Le directeur de la prison s’en rendit si bien compte qu’il prit sous son bonnet de séparer quelque peu Mattachich des autres prisonniers en l’employant à des travaux d’écritures. Il était d’ailleurs plus que rare, dans cette prison, de posséder un homme du monde cultivé, bien élevé et certes beaucoup plus apte à servir de secrétaire que ses codétenus dont le niveau intellectuel n’allait pas très haut.

Les premiers mois du séjour à Möllersdorf s’adoucirent donc un peu, d’autant que Mattachich se fit une amie de la femme qui s’occupait de la cantine.
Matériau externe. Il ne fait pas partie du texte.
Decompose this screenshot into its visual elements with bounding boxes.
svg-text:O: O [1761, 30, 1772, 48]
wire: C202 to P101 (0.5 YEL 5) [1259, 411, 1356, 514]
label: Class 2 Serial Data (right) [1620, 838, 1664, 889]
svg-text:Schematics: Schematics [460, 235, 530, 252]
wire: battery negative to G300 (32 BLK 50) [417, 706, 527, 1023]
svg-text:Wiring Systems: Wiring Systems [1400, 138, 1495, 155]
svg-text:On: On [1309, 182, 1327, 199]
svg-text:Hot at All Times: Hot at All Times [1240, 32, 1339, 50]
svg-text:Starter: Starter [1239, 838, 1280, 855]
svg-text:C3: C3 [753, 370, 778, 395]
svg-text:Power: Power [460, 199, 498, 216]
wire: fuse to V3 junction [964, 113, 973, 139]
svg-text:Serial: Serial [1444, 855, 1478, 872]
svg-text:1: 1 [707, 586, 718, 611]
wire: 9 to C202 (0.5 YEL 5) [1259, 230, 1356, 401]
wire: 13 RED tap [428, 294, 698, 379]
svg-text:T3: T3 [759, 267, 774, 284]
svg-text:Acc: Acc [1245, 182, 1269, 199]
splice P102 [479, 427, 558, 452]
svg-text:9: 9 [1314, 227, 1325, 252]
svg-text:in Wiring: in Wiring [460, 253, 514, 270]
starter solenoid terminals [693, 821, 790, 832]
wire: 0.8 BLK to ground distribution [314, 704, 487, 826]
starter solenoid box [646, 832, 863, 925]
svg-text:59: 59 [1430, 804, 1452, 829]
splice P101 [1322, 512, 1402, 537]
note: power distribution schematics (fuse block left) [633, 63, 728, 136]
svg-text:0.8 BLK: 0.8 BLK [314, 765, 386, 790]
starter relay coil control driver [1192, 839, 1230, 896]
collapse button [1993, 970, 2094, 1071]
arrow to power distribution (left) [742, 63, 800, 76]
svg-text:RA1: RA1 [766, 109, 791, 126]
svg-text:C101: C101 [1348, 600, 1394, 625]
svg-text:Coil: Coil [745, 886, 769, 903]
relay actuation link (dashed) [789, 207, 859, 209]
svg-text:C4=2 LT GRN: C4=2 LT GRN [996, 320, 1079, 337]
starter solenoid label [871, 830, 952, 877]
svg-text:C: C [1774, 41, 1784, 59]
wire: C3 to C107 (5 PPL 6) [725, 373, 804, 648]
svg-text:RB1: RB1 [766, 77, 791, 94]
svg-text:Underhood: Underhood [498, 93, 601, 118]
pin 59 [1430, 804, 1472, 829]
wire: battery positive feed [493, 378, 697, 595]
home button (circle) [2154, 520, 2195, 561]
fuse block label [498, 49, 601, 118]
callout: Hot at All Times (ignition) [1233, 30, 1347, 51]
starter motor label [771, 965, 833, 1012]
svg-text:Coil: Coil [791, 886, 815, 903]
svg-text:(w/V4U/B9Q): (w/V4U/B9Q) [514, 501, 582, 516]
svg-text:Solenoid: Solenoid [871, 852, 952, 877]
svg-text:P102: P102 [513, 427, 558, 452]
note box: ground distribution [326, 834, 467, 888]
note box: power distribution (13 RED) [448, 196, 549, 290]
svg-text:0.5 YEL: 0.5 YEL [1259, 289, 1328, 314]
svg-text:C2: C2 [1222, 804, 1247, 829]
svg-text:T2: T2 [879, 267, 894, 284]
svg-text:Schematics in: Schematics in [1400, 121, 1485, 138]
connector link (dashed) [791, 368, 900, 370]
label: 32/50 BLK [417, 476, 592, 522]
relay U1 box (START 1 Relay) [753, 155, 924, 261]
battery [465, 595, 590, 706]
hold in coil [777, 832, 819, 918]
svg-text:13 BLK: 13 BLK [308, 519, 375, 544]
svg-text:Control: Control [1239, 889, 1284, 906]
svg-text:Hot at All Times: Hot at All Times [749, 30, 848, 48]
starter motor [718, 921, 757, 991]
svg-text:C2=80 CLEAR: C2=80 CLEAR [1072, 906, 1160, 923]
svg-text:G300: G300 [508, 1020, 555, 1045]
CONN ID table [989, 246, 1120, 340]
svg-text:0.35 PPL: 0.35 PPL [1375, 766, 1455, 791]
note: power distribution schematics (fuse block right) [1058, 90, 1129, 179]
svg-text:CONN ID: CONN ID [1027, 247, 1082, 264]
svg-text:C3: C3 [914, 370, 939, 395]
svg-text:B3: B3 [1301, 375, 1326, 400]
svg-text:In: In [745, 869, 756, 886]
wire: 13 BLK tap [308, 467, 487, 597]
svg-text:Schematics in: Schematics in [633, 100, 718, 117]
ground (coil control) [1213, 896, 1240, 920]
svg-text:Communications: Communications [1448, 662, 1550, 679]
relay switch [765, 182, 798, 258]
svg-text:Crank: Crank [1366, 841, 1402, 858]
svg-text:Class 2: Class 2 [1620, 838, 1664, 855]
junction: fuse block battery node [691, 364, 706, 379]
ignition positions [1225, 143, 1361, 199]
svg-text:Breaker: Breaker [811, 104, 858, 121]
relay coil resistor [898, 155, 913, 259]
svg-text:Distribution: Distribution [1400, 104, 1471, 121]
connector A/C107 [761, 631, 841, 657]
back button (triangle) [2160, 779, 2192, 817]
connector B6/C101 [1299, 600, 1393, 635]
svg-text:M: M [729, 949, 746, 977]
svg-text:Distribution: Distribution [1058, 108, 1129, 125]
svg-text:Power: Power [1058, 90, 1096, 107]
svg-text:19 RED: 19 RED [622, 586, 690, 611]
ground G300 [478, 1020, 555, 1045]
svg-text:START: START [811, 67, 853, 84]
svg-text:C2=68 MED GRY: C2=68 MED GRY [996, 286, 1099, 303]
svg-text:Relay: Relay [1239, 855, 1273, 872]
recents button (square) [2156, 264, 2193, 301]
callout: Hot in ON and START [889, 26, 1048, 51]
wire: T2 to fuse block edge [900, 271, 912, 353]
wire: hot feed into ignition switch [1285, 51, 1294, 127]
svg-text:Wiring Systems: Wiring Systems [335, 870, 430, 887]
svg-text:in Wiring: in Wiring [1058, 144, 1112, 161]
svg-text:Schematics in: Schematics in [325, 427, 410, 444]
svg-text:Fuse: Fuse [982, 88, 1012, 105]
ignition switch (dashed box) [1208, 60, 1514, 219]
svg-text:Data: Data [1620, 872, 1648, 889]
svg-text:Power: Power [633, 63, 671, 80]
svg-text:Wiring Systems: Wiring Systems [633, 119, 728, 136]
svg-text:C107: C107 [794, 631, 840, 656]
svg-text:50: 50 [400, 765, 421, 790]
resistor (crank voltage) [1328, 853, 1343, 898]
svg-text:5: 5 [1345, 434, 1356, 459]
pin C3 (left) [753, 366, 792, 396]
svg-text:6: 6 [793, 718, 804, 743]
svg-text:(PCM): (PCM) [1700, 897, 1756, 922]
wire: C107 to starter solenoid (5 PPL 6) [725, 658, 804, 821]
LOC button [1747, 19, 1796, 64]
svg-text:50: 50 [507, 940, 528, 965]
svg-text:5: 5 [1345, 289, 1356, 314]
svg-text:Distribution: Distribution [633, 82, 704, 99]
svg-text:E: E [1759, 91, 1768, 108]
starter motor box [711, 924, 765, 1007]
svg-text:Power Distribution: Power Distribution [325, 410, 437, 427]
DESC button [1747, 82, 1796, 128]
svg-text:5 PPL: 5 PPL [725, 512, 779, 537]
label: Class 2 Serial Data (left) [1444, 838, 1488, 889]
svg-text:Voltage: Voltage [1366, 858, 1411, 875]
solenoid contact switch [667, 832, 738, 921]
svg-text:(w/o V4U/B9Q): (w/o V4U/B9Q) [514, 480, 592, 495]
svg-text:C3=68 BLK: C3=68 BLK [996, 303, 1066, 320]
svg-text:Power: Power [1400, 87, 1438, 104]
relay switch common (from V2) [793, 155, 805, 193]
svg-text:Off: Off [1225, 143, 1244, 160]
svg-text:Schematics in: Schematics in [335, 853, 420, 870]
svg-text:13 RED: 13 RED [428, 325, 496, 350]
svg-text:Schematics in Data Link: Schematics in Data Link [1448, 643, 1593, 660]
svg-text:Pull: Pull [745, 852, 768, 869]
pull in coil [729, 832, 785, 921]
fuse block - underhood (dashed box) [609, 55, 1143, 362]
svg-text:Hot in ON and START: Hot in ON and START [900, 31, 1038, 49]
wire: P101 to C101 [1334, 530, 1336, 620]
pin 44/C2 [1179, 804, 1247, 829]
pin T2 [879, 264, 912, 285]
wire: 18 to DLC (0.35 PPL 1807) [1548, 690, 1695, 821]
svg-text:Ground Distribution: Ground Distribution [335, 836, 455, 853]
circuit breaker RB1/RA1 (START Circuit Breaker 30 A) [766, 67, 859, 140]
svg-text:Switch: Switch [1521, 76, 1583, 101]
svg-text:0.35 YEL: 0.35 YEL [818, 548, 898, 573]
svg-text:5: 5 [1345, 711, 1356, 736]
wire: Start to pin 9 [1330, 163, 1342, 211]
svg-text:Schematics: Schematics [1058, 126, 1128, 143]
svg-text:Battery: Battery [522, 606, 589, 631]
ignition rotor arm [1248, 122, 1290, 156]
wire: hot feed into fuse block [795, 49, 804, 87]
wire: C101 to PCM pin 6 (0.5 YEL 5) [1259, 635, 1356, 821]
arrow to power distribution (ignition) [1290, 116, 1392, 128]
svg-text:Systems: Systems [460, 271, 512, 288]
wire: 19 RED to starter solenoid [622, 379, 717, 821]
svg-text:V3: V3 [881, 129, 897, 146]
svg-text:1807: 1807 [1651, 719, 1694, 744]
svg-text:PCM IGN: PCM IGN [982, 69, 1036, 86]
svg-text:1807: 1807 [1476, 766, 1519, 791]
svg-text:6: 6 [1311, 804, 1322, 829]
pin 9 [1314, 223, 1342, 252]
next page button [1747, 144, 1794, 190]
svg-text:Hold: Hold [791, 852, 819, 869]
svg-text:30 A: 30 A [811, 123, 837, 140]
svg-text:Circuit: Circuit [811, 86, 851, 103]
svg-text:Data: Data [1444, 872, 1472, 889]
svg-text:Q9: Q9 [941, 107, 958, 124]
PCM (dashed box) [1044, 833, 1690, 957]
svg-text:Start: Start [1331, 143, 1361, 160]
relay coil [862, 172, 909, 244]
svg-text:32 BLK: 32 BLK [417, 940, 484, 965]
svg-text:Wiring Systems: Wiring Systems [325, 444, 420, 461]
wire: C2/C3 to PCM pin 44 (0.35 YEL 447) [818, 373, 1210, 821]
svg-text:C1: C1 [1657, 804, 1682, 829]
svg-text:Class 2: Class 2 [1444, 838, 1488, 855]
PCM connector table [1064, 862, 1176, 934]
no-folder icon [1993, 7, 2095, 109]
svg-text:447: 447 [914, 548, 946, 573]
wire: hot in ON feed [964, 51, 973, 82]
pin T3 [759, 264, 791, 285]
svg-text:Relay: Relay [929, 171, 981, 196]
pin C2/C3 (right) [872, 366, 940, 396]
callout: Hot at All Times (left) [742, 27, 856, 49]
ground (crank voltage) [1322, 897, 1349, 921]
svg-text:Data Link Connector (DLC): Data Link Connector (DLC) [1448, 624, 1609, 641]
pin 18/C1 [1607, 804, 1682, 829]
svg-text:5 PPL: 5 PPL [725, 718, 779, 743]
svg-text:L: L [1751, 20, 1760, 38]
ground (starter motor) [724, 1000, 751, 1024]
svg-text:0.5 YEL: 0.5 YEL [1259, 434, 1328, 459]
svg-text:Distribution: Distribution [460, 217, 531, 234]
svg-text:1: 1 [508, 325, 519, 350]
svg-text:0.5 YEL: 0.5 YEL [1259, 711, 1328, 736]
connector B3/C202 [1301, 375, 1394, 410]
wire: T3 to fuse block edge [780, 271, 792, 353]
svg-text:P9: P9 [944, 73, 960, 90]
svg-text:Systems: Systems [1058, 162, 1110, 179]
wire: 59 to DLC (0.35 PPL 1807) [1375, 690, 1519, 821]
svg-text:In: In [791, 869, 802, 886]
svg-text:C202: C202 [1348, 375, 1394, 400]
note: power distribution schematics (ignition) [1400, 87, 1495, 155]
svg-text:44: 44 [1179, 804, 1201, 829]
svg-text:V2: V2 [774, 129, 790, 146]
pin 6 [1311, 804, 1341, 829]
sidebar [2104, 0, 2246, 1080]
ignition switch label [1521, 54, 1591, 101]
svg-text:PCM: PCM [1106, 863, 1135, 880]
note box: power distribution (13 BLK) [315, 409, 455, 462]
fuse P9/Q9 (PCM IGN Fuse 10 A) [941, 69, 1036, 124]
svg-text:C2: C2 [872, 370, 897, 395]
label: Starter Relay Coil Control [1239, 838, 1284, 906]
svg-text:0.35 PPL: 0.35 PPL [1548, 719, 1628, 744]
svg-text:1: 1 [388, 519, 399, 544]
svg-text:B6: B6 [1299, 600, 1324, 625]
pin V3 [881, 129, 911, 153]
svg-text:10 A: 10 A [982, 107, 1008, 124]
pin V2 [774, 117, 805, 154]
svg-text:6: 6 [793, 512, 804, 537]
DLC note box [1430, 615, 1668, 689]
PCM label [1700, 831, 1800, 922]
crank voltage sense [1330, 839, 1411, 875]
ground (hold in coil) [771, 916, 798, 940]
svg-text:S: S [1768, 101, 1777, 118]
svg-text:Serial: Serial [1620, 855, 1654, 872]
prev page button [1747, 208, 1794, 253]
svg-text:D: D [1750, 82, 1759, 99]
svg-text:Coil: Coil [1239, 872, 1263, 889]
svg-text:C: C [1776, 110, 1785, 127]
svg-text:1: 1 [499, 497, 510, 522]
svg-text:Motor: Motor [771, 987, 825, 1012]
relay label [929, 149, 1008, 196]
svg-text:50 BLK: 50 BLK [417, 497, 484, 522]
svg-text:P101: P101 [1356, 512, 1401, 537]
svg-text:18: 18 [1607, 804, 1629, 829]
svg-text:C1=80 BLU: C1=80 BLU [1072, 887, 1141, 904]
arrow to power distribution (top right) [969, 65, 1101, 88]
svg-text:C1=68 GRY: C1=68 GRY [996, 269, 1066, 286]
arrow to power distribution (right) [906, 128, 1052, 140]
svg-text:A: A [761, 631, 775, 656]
Marie Stoeger, une blonde aux yeux bleus, encore fraîche, se prit d’amitié pour cet homme silencieux et fier qui, en dépit de la triste condition où il était réduit, n’en refusait pas moins de demander la clémence impériale, comme le directeur l’y poussait, se bornant à réclamer inlassablement la révision d’un procès qu’il proclamait inique, non sans raisons…

Grâce à Marie Stoeger qui lui passait quelques cigarettes et même, de temps en temps, un journal, Geza finit par trouver sa prison à peu près supportable. Mais il remarqua bientôt que le fameux journal, toujours le même, était l’Arbeiter Zeitung, l’organe du parti social-démocrate autrichien. Et comme c’était Marie qui le lui donnait, il finit par lui poser la question inévitable :

— Appartenez-vous donc à ce parti ? demanda-t-il en appréhendant la réponse.

En effet, il avait toujours considéré, jusque-là, les sociaux-démocrates comme un ramassis de révolutionnaires assoiffés de sang et bien incapables de tout sentiment humain.

— Bien sûr, admit Marie souriante. Est-ce que cela vous fait peur ?

— Pas du tout… Vous êtes si bonne pour moi que…

— … que vous avez peine à croire que nous sommes les démons rouges dont l’organe de la Cour parle à tout bout de champ ? Vous voyez bien que non : j’ajoute même que si vous arriviez à recouvrer votre liberté plus tôt que prévu, c’est à nous que vous le devrez. Car autant vous dire à présent : on s’occupe de vous à Vienne… Chez nous j’entends !

C’était vrai. Mis au courant par Marie Stoeger du traitement infligé à un homme coupable d’être l’amant d’une princesse de sang royal, l’Arbeiter Zeitung prit l’affaire Mattachich en main et en fit peu à peu son fer de lance. Geza n’était-il pas l’éclatante victime de la tyrannie impériale ?… Par les soins de la cantinière, le journal social-démocrate n’ignora bientôt plus rien de ce qui concernait le comte Mattachich et publia sur lui une série d’articles qui firent le bruit que l’on devine.

Le résultat ne se fit guère attendre. Marie Stoeger fut chassée de Môllersdorf. Elle eut tout de même le temps de faire ses adieux au prisonnier qui réussit à lui glisser une lettre « pour une personne chère », et partit en pleurant et en promettant de se dévouer pour un si grand amour.

Malheureusement, son départ marqua pour Mattachich le début de cruelles représailles destinées à lui faire payer le bruit fait autour de lui. On le mit d’abord dans un cachot complètement obscur, on lui fit faire les plus rebutantes corvées tout en lui imposant trois jours de jeûne total par semaine. Il devait y laisser sa santé qui, jamais, ne s’en remettrait. Pourtant, soutenu par son amour, il subit le tout sans fléchir, sa pensée occupée tout entière par ce que devait souffrir, de son côté, sa chère princesse.